Door: Krieger
Datum: 16-02-2020 | Cijfer: 9 | Gelezen: 2277
Lengte: Gemiddeld | Leestijd: 11 minuten | Lezers Online: 1
Trefwoord(en): Vakantie,
Lengte: Gemiddeld | Leestijd: 11 minuten | Lezers Online: 1
Trefwoord(en): Vakantie,
Vervolg op: Vakantiejob - 60
Pim is na de ontvoering op krachten aan het komen bij Arnold...
Eli heeft me aangegeven dat ik zaterdag weer verwacht wordt op de boerderij. Lig ik hier dan nog anderhalve dag gewoon in bed bij Arnold? Die me dan nog enkele keren kan bestijgen, tussendoor? Ik word wat kregelig nu mijn functie zo flagrant gereduceerd wordt tot speelpop. Deze zaak draait maar al te goed uit voor Arnold, die me precies heeft waar hij me hebben wil! Ik voel ook een zekere ergernis omdat Eli de zaak als afgehandeld lijkt te beschouwen. Ik weet nog steeds niet goed wat ik moet aanvangen met alles wat me overkomen is. Wanneer ik de volgende dag na een woelige droom ontwaak, besluit ik naar de boerderij terug te keren, ook al hoef ik nog niet aan het werk.
In mijn droom bevond ik me een in weide, tussen schapen. Aan de randen van de weide staan schimmen. Mannen, bekende en onbekende. Ze grijnzen me allemaal toe en komen dichter. Sommigen slaan op pannen en potten, om de schapen op te jagen. Ik voel stress en zoek naar een uitgang. Maar zelfs Dario en Noah lachen als ze mijn angst zien. Dan vind ik een tunnel, waar ik door heen ren. Ik kom uit bij de zwemvijver en duik er in. Arnold ligt op een opblaaskussen, naakt met een erectie. Hij kijkt naar me en zegt: ‘je weet wat je te doen staat!’ Ik wil naar hem zwemmen maar ik raak niet dichter. Ik raak verstrengeld tussen de rietplanten en Eli kijkt toe vanaf de kant. Ik zie Dario liggen op de rand. Noah ligt op hem en neukt hem. Dario geeft geen kik, Noah grijnst. Ik voel een steek van onverdraagzaamheid omdat ik niet mag meedoen. Daarna werd ik wakker.

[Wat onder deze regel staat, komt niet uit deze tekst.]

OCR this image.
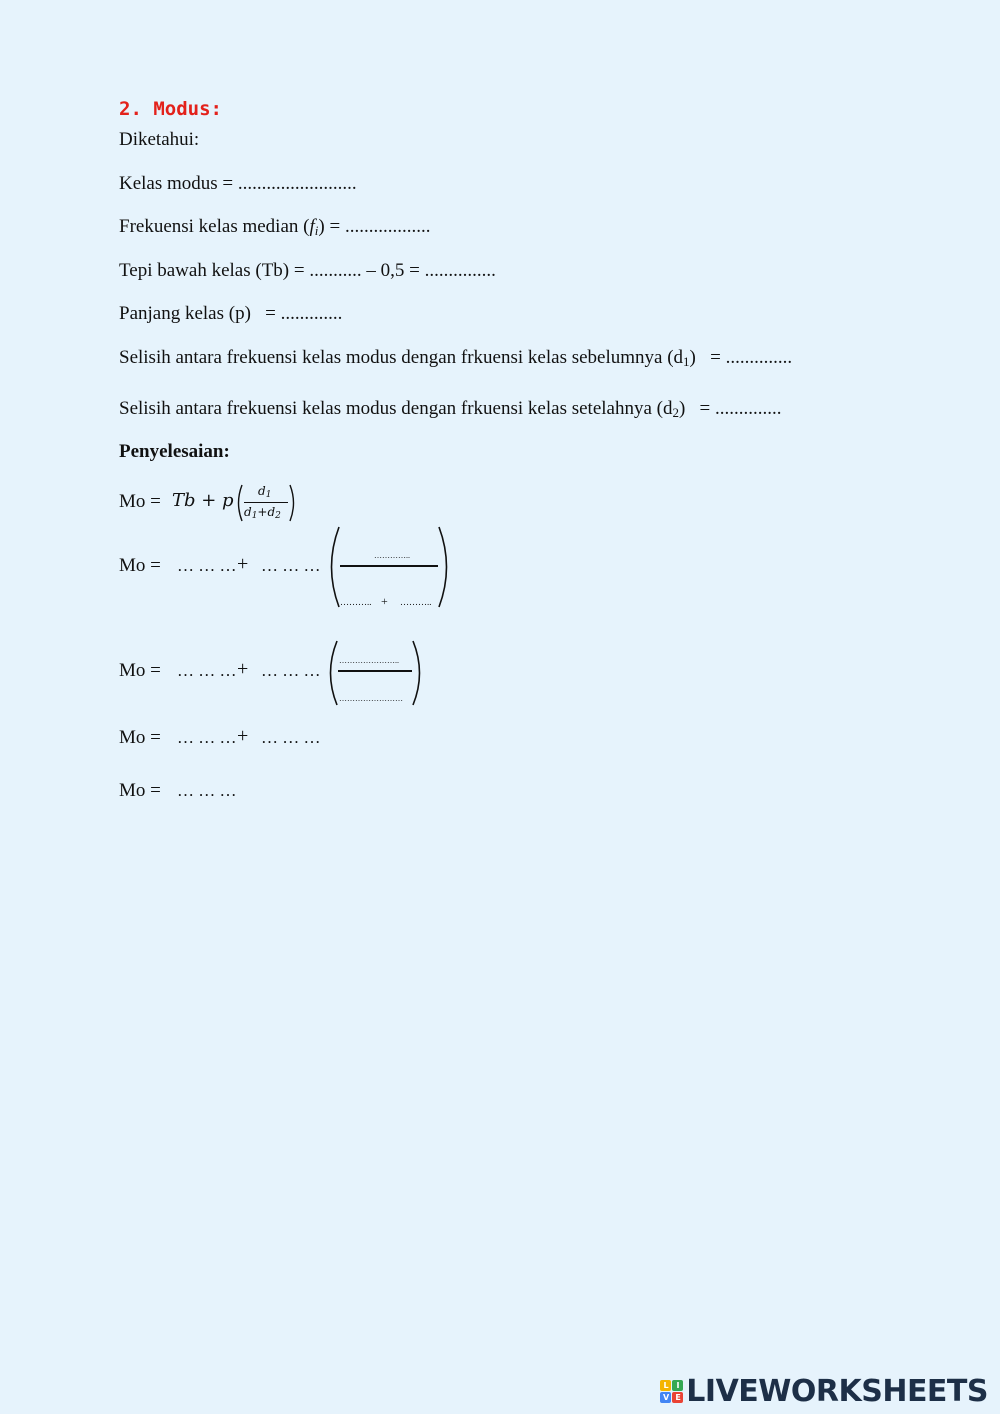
2. Modus:
Diketahui:
Kelas modus = .........................
Frekuensi kelas median $(f_i)$ = ..................
Tepi bawah kelas (Tb) = ........... – 0,5 = ...............
Panjang kelas (p)   = .............
Selisih antara frekuensi kelas modus dengan frkuensi kelas sebelumnya $(d_1)$   = ..............
Selisih antara frekuensi kelas modus dengan frkuensi kelas setelahnya $(d_2)$   = ..............
Penyelesaian:
Mo = Tb + p $d_1$
$d_1+d_2$
Mo = … … … + … … …
…………..
……….. + ………..
Mo = … … … + … … …
…………………..
……………………
Mo = … … … + … … …
Mo = … … …
L	I
V E LIVEWORKSHEETS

Ik dwaal wat rond op de boerderij. Arnold heeft me bij mijn vertrek nog aangeboden me af te zuigen, maar ik heb hem vriendelijk bedankt. Nu worstel ik met mijn gedachten. Vreemd genoeg lijk ik eigenlijk niet meer bezig met de verkrachting. Ik pieker over mijn avonturen hier. Ik denk ook dat de droom veelzeggend is. Heb ik zelf nog iets te bepalen? Ben ik hier niet al te willoos in de handen van een groep manipulators? Goed, ik ervaar vriendschap en genegenheid, tederheid en intimiteit, maar nu ik meer emotionele hulp kan gebruiken heb ik niets aan de boerderijcollega’s.

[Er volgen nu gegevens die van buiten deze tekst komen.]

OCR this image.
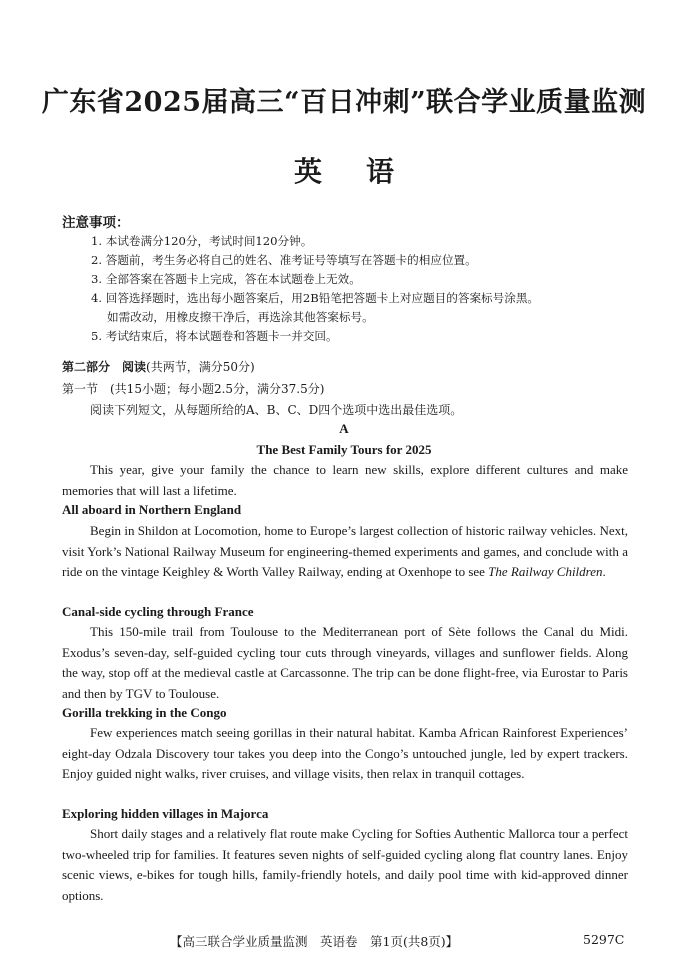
广东省2025届高三“百日冲刺”联合学业质量监测
英语
注意事项：
1. 本试卷满分120分，考试时间120分钟。
2. 答题前，考生务必将自己的姓名、准考证号等填写在答题卡的相应位置。
3. 全部答案在答题卡上完成，答在本试题卷上无效。
4. 回答选择题时，选出每小题答案后，用2B铅笔把答题卡上对应题目的答案标号涂黑。
如需改动，用橡皮擦干净后，再选涂其他答案标号。
5. 考试结束后，将本试题卷和答题卡一并交回。
第二部分　阅读(共两节，满分50分)
第一节　(共15小题；每小题2.5分，满分37.5分)
阅读下列短文，从每题所给的A、B、C、D四个选项中选出最佳选项。
A
The Best Family Tours for 2025

This year, give your family the chance to learn new skills, explore different cultures and make memories that will last a lifetime.

All aboard in Northern England

Begin in Shildon at Locomotion, home to Europe’s largest collection of historic railway vehicles. Next, visit York’s National Railway Museum for engineering-themed experiments and games, and conclude with a ride on the vintage Keighley & Worth Valley Railway, ending at Oxenhope to see The Railway Children.

Canal-side cycling through France

This 150-mile trail from Toulouse to the Mediterranean port of Sète follows the Canal du Midi. Exodus’s seven-day, self-guided cycling tour cuts through vineyards, villages and sunflower fields. Along the way, stop off at the medieval castle at Carcassonne. The trip can be done flight-free, via Eurostar to Paris and then by TGV to Toulouse.

Gorilla trekking in the Congo

Few experiences match seeing gorillas in their natural habitat. Kamba African Rainforest Experiences’ eight-day Odzala Discovery tour takes you deep into the Congo’s untouched jungle, led by expert trackers. Enjoy guided night walks, river cruises, and village visits, then relax in tranquil cottages.

Exploring hidden villages in Majorca

Short daily stages and a relatively flat route make Cycling for Softies Authentic Mallorca tour a perfect two-wheeled trip for families. It features seven nights of self-guided cycling along flat country lanes. Enjoy scenic views, e-bikes for tough hills, family-friendly hotels, and daily pool time with kid-approved dinner options.

【高三联合学业质量监测　英语卷　第1页(共8页)】	5297C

Ik heb Sébastien wat op afstand gehouden. Hij merkt aan mijn berichten dat ik niet mezelf ben, of althans niet de begeerte vertoon van voorheen. Ik verzin wat smoezen want eigenlijk wil ik hem niet zien. Elk moment met hem is vreugdevol en passioneel, en daar ben ik nu niet aan toe. Ik durf wat eerlijker zijn en laat hem weten dat ik wat down ben en hem daar niet wil mee lastig vallen. Maar als verwacht dringt hij aan: hij wil er voor me zijn en wil me in zijn armen sluiten. Misschien wil ik liefst van al met hem ergens alleen zijn, weg van hier. Maar het grote gezin van Sébastien lijkt me nu niet het juiste gezelschap, als dat al een optie is.
Ik denk er verder over na terwijl ik blijf rondhangen op de boerderij. In de kantine is iemand nieuw aan het werk, Heidi. Van Vlad is geen spoor en niemand zegt er iets over. Ik zie Dario klussen doen waar ik hem normaal moet bij helpen. Koppig neem ik mijn rust zoals Eli me opgedragen heeft en ik steek geen poot uit. Maar ik heb weinig te doen en verplaats me van bed, naar ligzetel, naar zwemvijver. Nu en dan werpt Dario me een blik toe, maar we komen niet tot een echte conversatie. Ik word gek van mezelf maar als iemand me zou vragen wat ik wil of nodig heb, zou ik het ook niet weten.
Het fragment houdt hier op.